"If a Dog Be Well Remembered"

We are thinking now of a setter whose coat was flame in the sunshine and

who so far as we are aware never entertained a mean or an unworthy

thought. This setter is buried beneath a cherry tree under four feet of

garden loam and at its proper season the cherry strews petals on the green

lawn of his grave. Beneath a cherry tree or an apple or any flowering

shrub of the garden is an excellent place to bury a good dog.

Beneath such trees such shrubs he slept in the drowsy summer or gnawed

at a flavorous bone or lifted head to challenge some strange intruder.

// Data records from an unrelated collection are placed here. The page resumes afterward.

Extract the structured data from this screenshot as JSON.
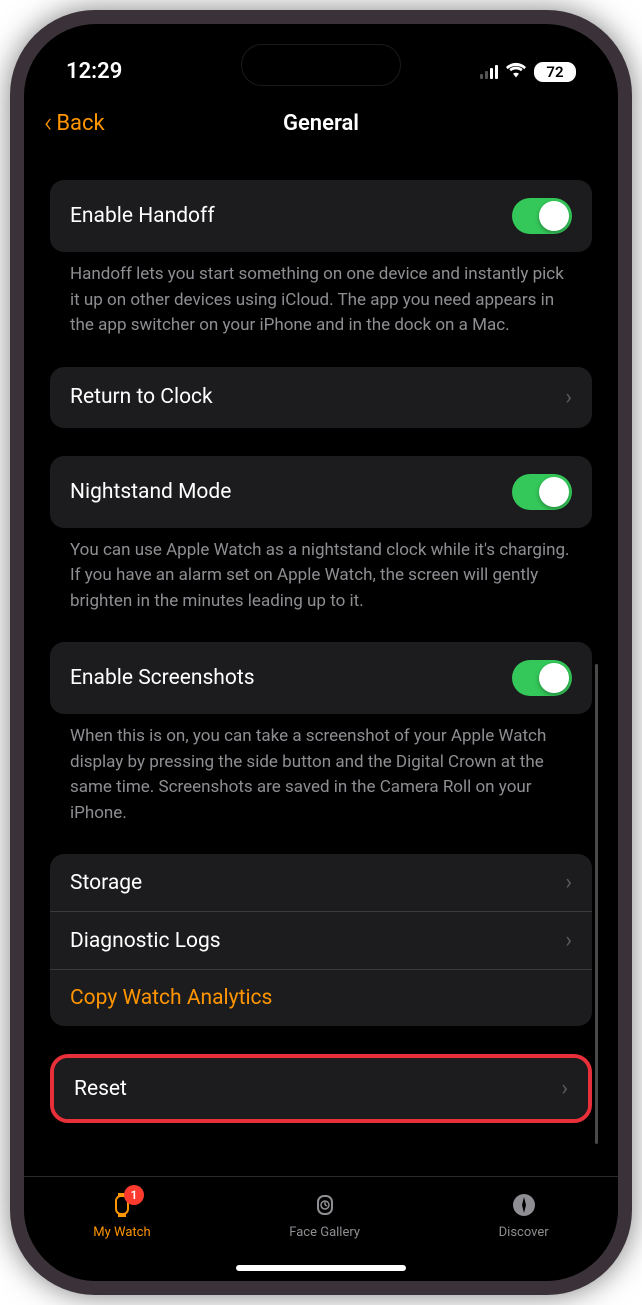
{
  "status": {
    "time": "12:29",
    "battery": "72"
  },
  "nav": {
    "back": "Back",
    "title": "General"
  },
  "handoff": {
    "label": "Enable Handoff",
    "description": "Handoff lets you start something on one device and instantly pick it up on other devices using iCloud. The app you need appears in the app switcher on your iPhone and in the dock on a Mac."
  },
  "returnClock": {
    "label": "Return to Clock"
  },
  "nightstand": {
    "label": "Nightstand Mode",
    "description": "You can use Apple Watch as a nightstand clock while it's charging. If you have an alarm set on Apple Watch, the screen will gently brighten in the minutes leading up to it."
  },
  "screenshots": {
    "label": "Enable Screenshots",
    "description": "When this is on, you can take a screenshot of your Apple Watch display by pressing the side button and the Digital Crown at the same time. Screenshots are saved in the Camera Roll on your iPhone."
  },
  "storage": {
    "label": "Storage"
  },
  "diagnostics": {
    "label": "Diagnostic Logs"
  },
  "analytics": {
    "label": "Copy Watch Analytics"
  },
  "reset": {
    "label": "Reset"
  },
  "tabs": {
    "myWatch": "My Watch",
    "badge": "1",
    "faceGallery": "Face Gallery",
    "discover": "Discover"
  }
}
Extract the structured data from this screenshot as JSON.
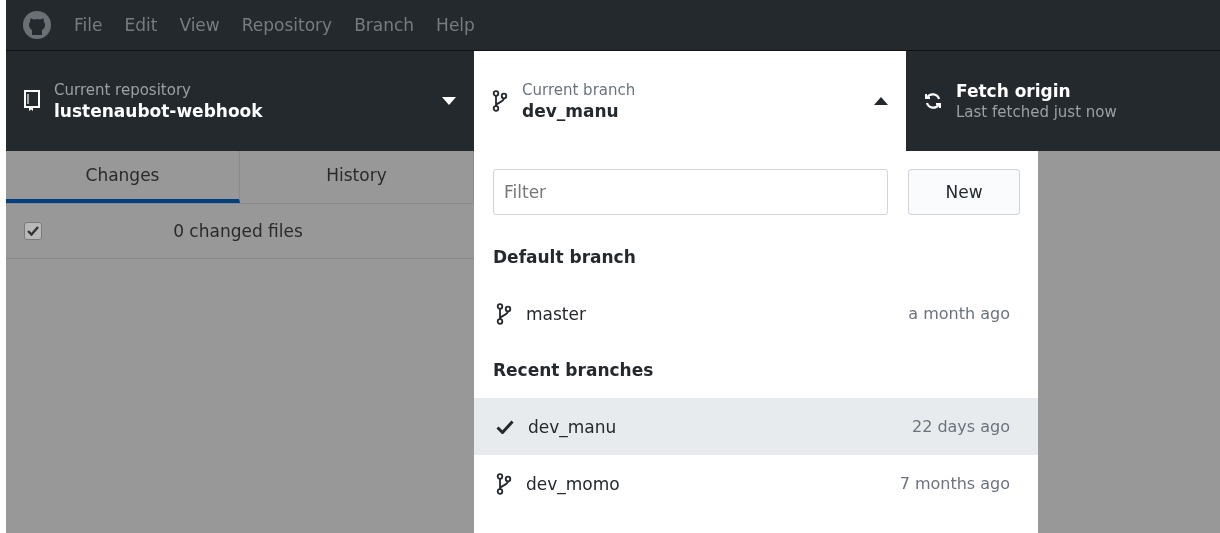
{
  "menu": [
    "File",
    "Edit",
    "View",
    "Repository",
    "Branch",
    "Help"
  ],
  "repository": {
    "label": "Current repository",
    "name": "lustenaubot-webhook"
  },
  "branch": {
    "label": "Current branch",
    "name": "dev_manu",
    "expanded": true
  },
  "fetch": {
    "title": "Fetch origin",
    "subtitle": "Last fetched just now"
  },
  "tabs": [
    {
      "label": "Changes",
      "selected": true
    },
    {
      "label": "History",
      "selected": false
    }
  ],
  "changes": {
    "label": "0 changed files",
    "checked": true
  },
  "branch_list": {
    "filter": {
      "placeholder": "Filter"
    },
    "new_button": "New",
    "sections": [
      {
        "title": "Default branch",
        "items": [
          {
            "name": "master",
            "time": "a month ago",
            "selected": false
          }
        ]
      },
      {
        "title": "Recent branches",
        "items": [
          {
            "name": "dev_manu",
            "time": "22 days ago",
            "selected": true
          },
          {
            "name": "dev_momo",
            "time": "7 months ago",
            "selected": false
          }
        ]
      }
    ]
  }
}
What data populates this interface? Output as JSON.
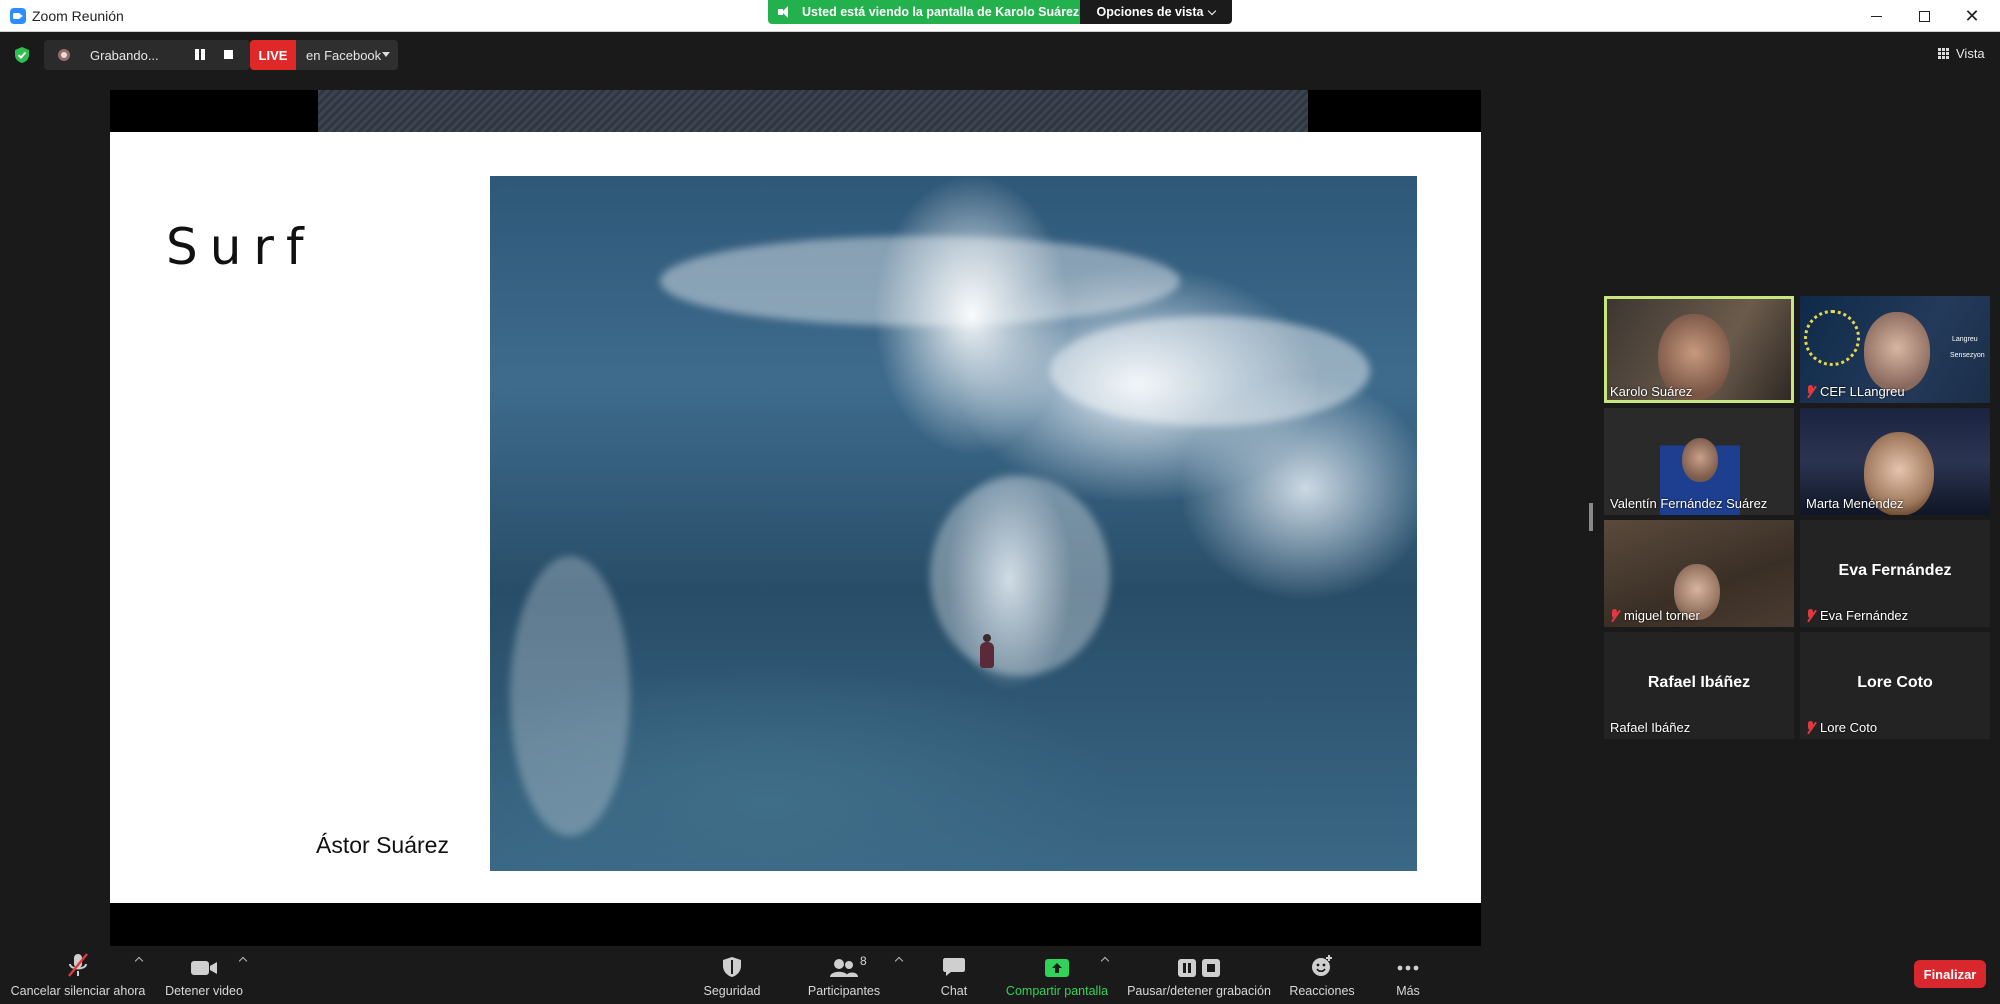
{
  "window": {
    "title": "Zoom Reunión"
  },
  "banner": {
    "text": "Usted está viendo la pantalla de Karolo Suárez",
    "view_options": "Opciones de vista"
  },
  "recording": {
    "status": "Grabando...",
    "live_badge": "LIVE",
    "live_destination": "en Facebook"
  },
  "view_button": "Vista",
  "slide": {
    "title": "Surf",
    "author": "Ástor Suárez"
  },
  "participants": [
    {
      "name": "Karolo Suárez",
      "muted": false,
      "video": true,
      "active": true
    },
    {
      "name": "CEF LLangreu",
      "muted": true,
      "video": true,
      "active": false
    },
    {
      "name": "Valentín Fernández Suárez",
      "muted": false,
      "video": true,
      "active": false
    },
    {
      "name": "Marta Menéndez",
      "muted": false,
      "video": true,
      "active": false
    },
    {
      "name": "miguel torner",
      "muted": true,
      "video": true,
      "active": false
    },
    {
      "name": "Eva Fernández",
      "muted": true,
      "video": false,
      "active": false
    },
    {
      "name": "Rafael Ibáñez",
      "muted": false,
      "video": false,
      "active": false
    },
    {
      "name": "Lore Coto",
      "muted": true,
      "video": false,
      "active": false
    }
  ],
  "cef_logo_text": {
    "line1": "Langreu",
    "line2": "Sensezyon"
  },
  "toolbar": {
    "unmute": "Cancelar silenciar ahora",
    "stop_video": "Detener video",
    "security": "Seguridad",
    "participants": "Participantes",
    "participants_count": "8",
    "chat": "Chat",
    "share": "Compartir pantalla",
    "pause_recording": "Pausar/detener grabación",
    "reactions": "Reacciones",
    "more": "Más",
    "end": "Finalizar"
  },
  "colors": {
    "share_green": "#22b14c",
    "live_red": "#e02828",
    "end_red": "#d9272e",
    "active_speaker": "#c8e680"
  }
}
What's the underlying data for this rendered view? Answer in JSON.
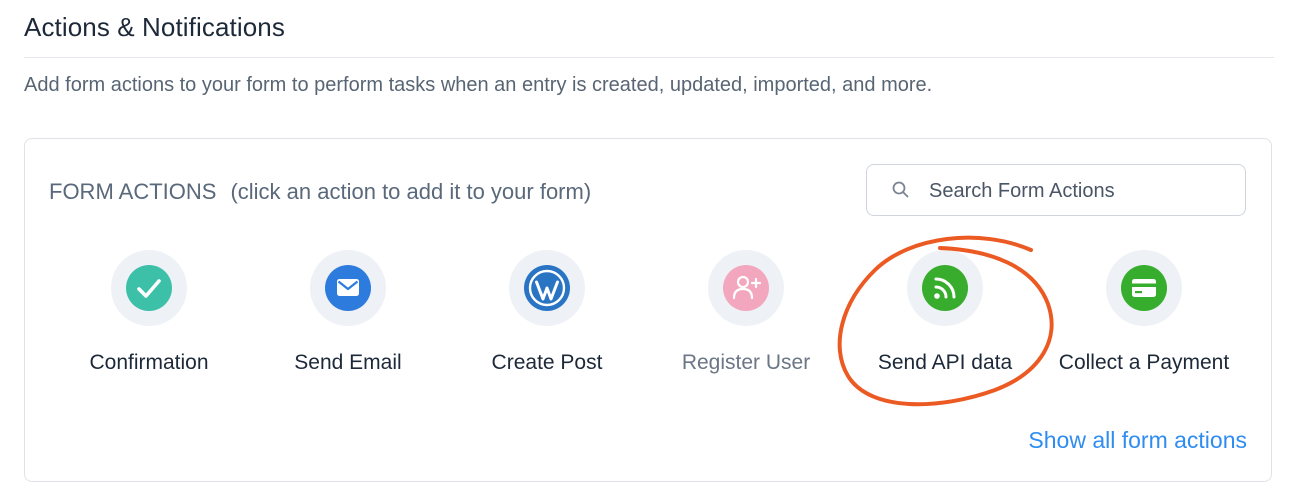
{
  "section": {
    "title": "Actions & Notifications",
    "description": "Add form actions to your form to perform tasks when an entry is created, updated, imported, and more."
  },
  "panel": {
    "heading": "FORM ACTIONS",
    "hint": "(click an action to add it to your form)",
    "search": {
      "placeholder": "Search Form Actions",
      "value": ""
    },
    "actions": [
      {
        "label": "Confirmation",
        "icon": "checkmark-icon",
        "color": "#3cc0a8",
        "enabled": true
      },
      {
        "label": "Send Email",
        "icon": "envelope-icon",
        "color": "#2d7bdc",
        "enabled": true
      },
      {
        "label": "Create Post",
        "icon": "wordpress-icon",
        "color": "#2a74c4",
        "enabled": true
      },
      {
        "label": "Register User",
        "icon": "add-user-icon",
        "color": "#f3a7be",
        "enabled": false
      },
      {
        "label": "Send API data",
        "icon": "rss-icon",
        "color": "#38ad2d",
        "enabled": true
      },
      {
        "label": "Collect a Payment",
        "icon": "credit-card-icon",
        "color": "#36ad2d",
        "enabled": true
      }
    ],
    "show_all_link": "Show all form actions"
  },
  "annotation": {
    "color": "#ec5a24",
    "target": "Send API data"
  },
  "colors": {
    "link": "#2f8cf0",
    "border": "#dfe3e8",
    "icon_background": "#eef1f5"
  }
}
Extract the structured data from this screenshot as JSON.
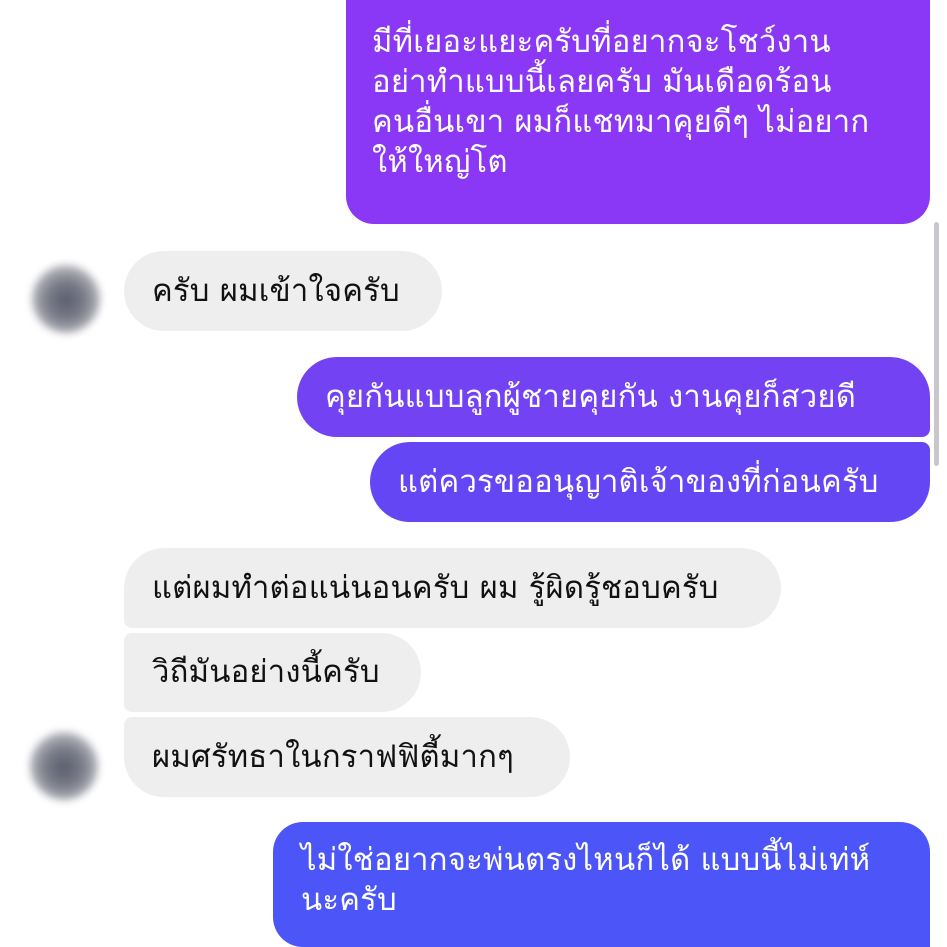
{
  "messages": [
    {
      "id": "m1",
      "side": "outgoing",
      "text": "มีที่เยอะแยะครับที่อยากจะโชว์งาน\nอย่าทำแบบนี้เลยครับ มันเดือดร้อน\nคนอื่นเขา ผมก็แชทมาคุยดีๆ ไม่อยาก\nให้ใหญ่โต"
    },
    {
      "id": "m2",
      "side": "incoming",
      "text": "ครับ ผมเข้าใจครับ"
    },
    {
      "id": "m3",
      "side": "outgoing",
      "text": "คุยกันแบบลูกผู้ชายคุยกัน งานคุยก็สวยดี"
    },
    {
      "id": "m4",
      "side": "outgoing",
      "text": "แต่ควรขออนุญาติเจ้าของที่ก่อนครับ"
    },
    {
      "id": "m5",
      "side": "incoming",
      "text": "แต่ผมทำต่อแน่นอนครับ ผม รู้ผิดรู้ชอบครับ"
    },
    {
      "id": "m6",
      "side": "incoming",
      "text": "วิถีมันอย่างนี้ครับ"
    },
    {
      "id": "m7",
      "side": "incoming",
      "text": "ผมศรัทธาในกราฟฟิตี้มากๆ"
    },
    {
      "id": "m8",
      "side": "outgoing",
      "text": "ไม่ใช่อยากจะพ่นตรงไหนก็ได้ แบบนี้ไม่เท่ห์\nนะครับ"
    }
  ],
  "colors": {
    "outgoing_top": "#8a38f5",
    "outgoing_mid": "#6c43f4",
    "outgoing_bottom": "#4c55f7",
    "incoming_bg": "#eeeeef"
  }
}
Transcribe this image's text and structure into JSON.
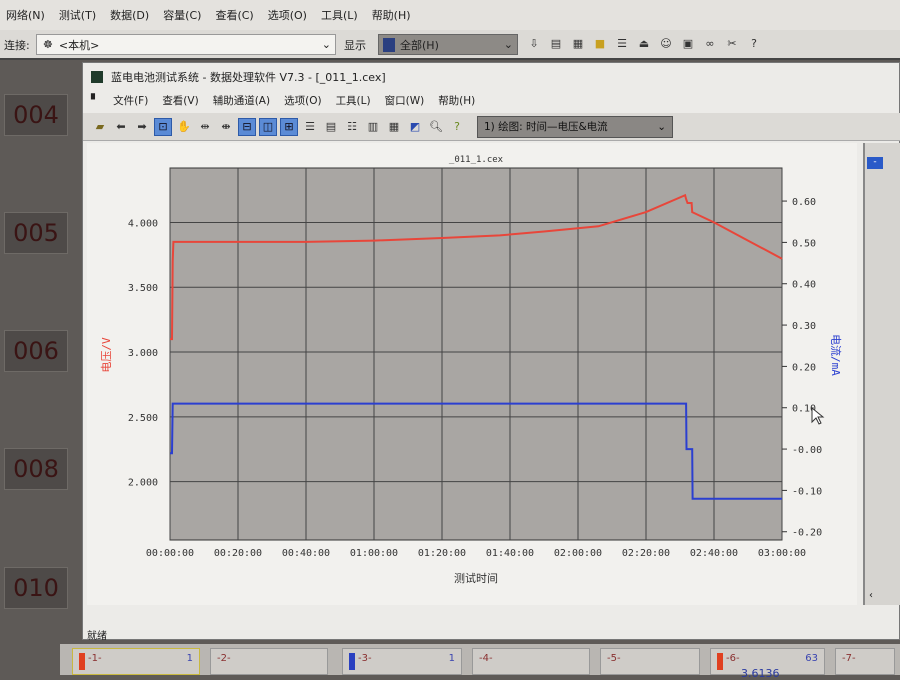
{
  "app": {
    "menu": [
      "网络(N)",
      "测试(T)",
      "数据(D)",
      "容量(C)",
      "查看(C)",
      "选项(O)",
      "工具(L)",
      "帮助(H)"
    ],
    "connect_label": "连接:",
    "connect_value": "<本机>",
    "show_label": "显示",
    "show_value": "全部(H)"
  },
  "tiles": [
    "004",
    "005",
    "006",
    "008",
    "010"
  ],
  "window": {
    "title": "蓝电电池测试系统 - 数据处理软件 V7.3 - [_011_1.cex]",
    "menu": [
      "文件(F)",
      "查看(V)",
      "辅助通道(A)",
      "选项(O)",
      "工具(L)",
      "窗口(W)",
      "帮助(H)"
    ],
    "plot_select": "1) 绘图: 时间—电压&电流",
    "status": "就绪",
    "side_btn": "-"
  },
  "bottom_tabs": [
    {
      "label": "-1-",
      "count": "1"
    },
    {
      "label": "-2-",
      "count": ""
    },
    {
      "label": "-3-",
      "count": "1"
    },
    {
      "label": "-4-",
      "count": ""
    },
    {
      "label": "-5-",
      "count": ""
    },
    {
      "label": "-6-",
      "count": "63",
      "value": "3.6136"
    },
    {
      "label": "-7-",
      "count": ""
    }
  ],
  "colors": {
    "voltage": "#e8463a",
    "current": "#2b3fd0",
    "plot_bg": "#a9a6a3"
  },
  "chart_data": {
    "type": "line",
    "title": "_011_1.cex",
    "xlabel": "测试时间",
    "ylabel": "电压/V",
    "y2label": "电流/mA",
    "xlim_min": [
      0,
      180
    ],
    "ylim": [
      1.55,
      4.42
    ],
    "y2lim": [
      -0.22,
      0.68
    ],
    "x_ticks": [
      "00:00:00",
      "00:20:00",
      "00:40:00",
      "01:00:00",
      "01:20:00",
      "01:40:00",
      "02:00:00",
      "02:20:00",
      "02:40:00",
      "03:00:00"
    ],
    "y_ticks": [
      [
        "4.000",
        4.0
      ],
      [
        "3.500",
        3.5
      ],
      [
        "3.000",
        3.0
      ],
      [
        "2.500",
        2.5
      ],
      [
        "2.000",
        2.0
      ]
    ],
    "y2_ticks": [
      [
        "0.60",
        0.6
      ],
      [
        "0.50",
        0.5
      ],
      [
        "0.40",
        0.4
      ],
      [
        "0.30",
        0.3
      ],
      [
        "0.20",
        0.2
      ],
      [
        "0.10",
        0.1
      ],
      [
        "-0.00",
        0.0
      ],
      [
        "-0.10",
        -0.1
      ],
      [
        "-0.20",
        -0.2
      ]
    ],
    "series": [
      {
        "name": "电压",
        "axis": "left",
        "points": [
          [
            0,
            3.1
          ],
          [
            0.6,
            3.1
          ],
          [
            0.8,
            3.7
          ],
          [
            1,
            3.85
          ],
          [
            20,
            3.85
          ],
          [
            40,
            3.85
          ],
          [
            60,
            3.86
          ],
          [
            80,
            3.88
          ],
          [
            97,
            3.9
          ],
          [
            110,
            3.93
          ],
          [
            126,
            3.97
          ],
          [
            140,
            4.08
          ],
          [
            151.5,
            4.21
          ],
          [
            151.8,
            4.18
          ],
          [
            152.2,
            4.15
          ],
          [
            153.4,
            4.15
          ],
          [
            153.6,
            4.08
          ],
          [
            160,
            4.0
          ],
          [
            170,
            3.86
          ],
          [
            180,
            3.72
          ]
        ]
      },
      {
        "name": "电流",
        "axis": "right",
        "points": [
          [
            0,
            -0.01
          ],
          [
            0.6,
            -0.01
          ],
          [
            0.8,
            0.11
          ],
          [
            151.8,
            0.11
          ],
          [
            151.9,
            0.0
          ],
          [
            153.6,
            0.0
          ],
          [
            153.7,
            -0.12
          ],
          [
            180,
            -0.12
          ]
        ]
      }
    ]
  }
}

These are good places in life or in death. Yet it is a small matter. For

if the dog be well-remembered if sometimes he leaps through your dreams

actual as in life eyes kindling laughing begging it matters not at all

where the dog sleeps. On a hill where the wind is unrebuked and the trees

are roaring or beside a stream he knew in puppyhood or somewhere in the

flatness of a pastureland where most exhilarating cattle graze. It is all

one to the dog and all one to you and nothing is gained and nothing is

lost --if memory lives.

But there is one best place to bury a dog. If you bury him in this spot,

he will come to you when you call--come to you over the grim dim frontiers

of death and down the well-remembered path and to your side again.

And though you call a dozen living dogs to heel they shall not growl at

him nor resent his coming for he belongs there. People may scoff at you,

who see no lightest blade of grass bent by his footfall who hear no

whimper people who may never really have had a dog. Smile at them for

you shall know something that is hidden from them and which is well worth

the knowing.

The one best place to bury a good dog is in the heart of his master.